このほかの湿度の表し方に「絶対湿度」があります。絶対湿度は、湿り空気に含まれる水蒸気の質量を指し、乾き空気1kgに対する量として、単位「kg/kg」で表します。
以上のことを踏まえて、ある湿り空気(温度16.4℃、湿度33%、絶対湿度0.0038kg/kg)を冷やした場合と暖めた場合の空気の状態変化を見てみると、以下のようになります。
図のように空気を冷やしても温めても、一定の空気量における絶対湿度の質量は変わりません。そのため、空気が収縮すれば少ない水蒸気量で飽和状態となり、空気が膨張すれば飽和状態にするには水蒸気量を増やす必要があります。
加湿と除湿
「相対湿度と絶対湿度」で述べたように、湿度は空気中に含まれる水蒸気の量によって決まります。そして、水蒸気の量を増やしたり減らしたりすれば、調整することができます。このうち、水蒸気の量を増やす操作を「加湿」といい、減らす操作を「除湿」といいます。

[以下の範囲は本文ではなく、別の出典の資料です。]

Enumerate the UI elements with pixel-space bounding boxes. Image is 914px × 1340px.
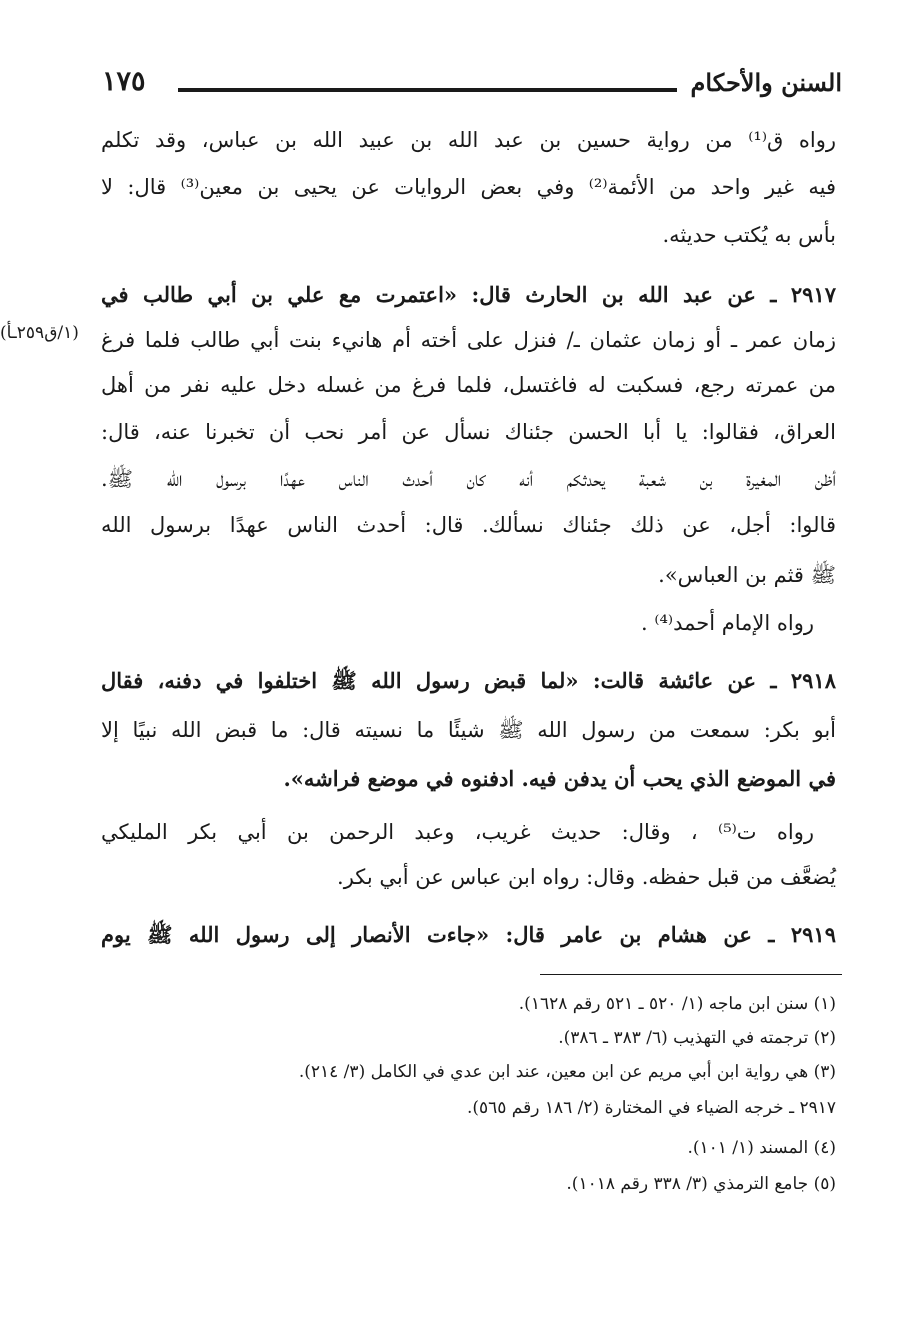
body-line: يُضعَّف من قبل حفظه. وقال: رواه ابن عباس عن أبي بكر. — [337, 865, 836, 889]
body-line: أبو بكر: سمعت من رسول الله ﷺ شيئًا ما نسيته قال: ما قبض الله نبيًا إلا — [101, 718, 836, 742]
footnote: (٣) هي رواية ابن أبي مريم عن ابن معين، عند ابن عدي في الكامل (٣/ ٢١٤). — [298, 1062, 836, 1082]
hadith-2917-heading-line: ٢٩١٧ ـ عن عبد الله بن الحارث قال: «اعتمرت مع علي بن أبي طالب في — [101, 282, 836, 307]
body-line: رواه ق⁽¹⁾ من رواية حسين بن عبد الله بن عبيد الله بن عباس، وقد تكلم — [101, 128, 836, 152]
body-line: فيه غير واحد من الأئمة⁽²⁾ وفي بعض الروايات عن يحيى بن معين⁽³⁾ قال: لا — [101, 175, 836, 199]
footnote: (٢) ترجمته في التهذيب (٦/ ٣٨٣ ـ ٣٨٦). — [558, 1028, 836, 1048]
body-line: ﷺ قثم بن العباس». — [658, 563, 836, 587]
body-line: زمان عمر ـ أو زمان عثمان ـ/ فنزل على أخته أم هانيء بنت أبي طالب فلما فرغ — [101, 328, 836, 352]
footnote: ٢٩١٧ ـ خرجه الضياء في المختارة (٢/ ١٨٦ رقم ٥٦٥). — [466, 1098, 836, 1118]
body-line: أظن المغيرة بن شعبة يحدثكم أنه كان أحدث الناس عهدًا برسول الله ﷺ. — [101, 467, 836, 491]
header-title: السنن والأحكام — [690, 68, 842, 97]
footnote: (١) سنن ابن ماجه (١/ ٥٢٠ ـ ٥٢١ رقم ١٦٢٨). — [518, 994, 836, 1014]
running-header — [102, 66, 842, 106]
header-rule — [178, 88, 677, 92]
body-line: بأس به يُكتب حديثه. — [662, 223, 836, 247]
attribution-line: رواه ت⁽⁵⁾ ، وقال: حديث غريب، وعبد الرحمن بن أبي بكر المليكي — [101, 820, 814, 844]
manuscript-margin-note: (١/ق٢٥٩ـأ) — [0, 323, 79, 343]
attribution-line: رواه الإمام أحمد⁽⁴⁾ . — [640, 611, 814, 635]
footnote: (٤) المسند (١/ ١٠١). — [687, 1138, 836, 1158]
footnote: (٥) جامع الترمذي (٣/ ٣٣٨ رقم ١٠١٨). — [566, 1174, 836, 1194]
body-line: من عمرته رجع، فسكبت له فاغتسل، فلما فرغ من غسله دخل عليه نفر من أهل — [101, 373, 836, 397]
hadith-2919-heading-line: ٢٩١٩ ـ عن هشام بن عامر قال: «جاءت الأنصار إلى رسول الله ﷺ يوم — [101, 922, 836, 947]
hadith-2918-heading-line: ٢٩١٨ ـ عن عائشة قالت: «لما قبض رسول الله ﷺ اختلفوا في دفنه، فقال — [101, 668, 836, 693]
body-line: في الموضع الذي يحب أن يدفن فيه. ادفنوه في موضع فراشه». — [283, 766, 836, 791]
footnote-separator — [540, 974, 842, 975]
page-number: ١٧٥ — [102, 66, 146, 97]
body-line: قالوا: أجل، عن ذلك جئناك نسألك. قال: أحدث الناس عهدًا برسول الله — [101, 513, 836, 537]
body-line: العراق، فقالوا: يا أبا الحسن جئناك نسأل عن أمر نحب أن تخبرنا عنه، قال: — [101, 420, 836, 444]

「快適な空気環境のめやす」で述べた室内環境基準に湿度の上限値、下限値が定められているように、空調ではその目的と条件に応じて「加湿」や「除湿」の操作を行い、湿度を一定の範囲内におさめます。
温度と湿度
空気線図でみる温度と湿度の関係
空気の状態を知るのに便利なものに空気線図(h-x 線図)があります。温度と湿度の関係を実際に空気線図で見てみましょう。
(1)の変化
温度5℃・湿度50%の空気を加湿なしで温度を20℃まで暖めると、湿度は20%程度まで低下します。
(2)の変化
温度20℃・湿度20%の空気を、温度を20℃のままで湿度50%にするには、(X2-X1)に相当する水蒸気の量を空気に付加する必要があります。この水蒸気の量を増やす操作を「加湿」といいます。
空気を冷やした場合
温度20℃・湿度20%の空気を温度を5℃まで冷却すると、加湿なしでも湿度は50%程度まで上昇します。
このように、空気中の水蒸気量が一定の条件(絶対湿度一定)では、空気温度を上げると相対湿度は低下し、逆に空気温度を下げると相対湿度は上昇する反比例の関係にあります。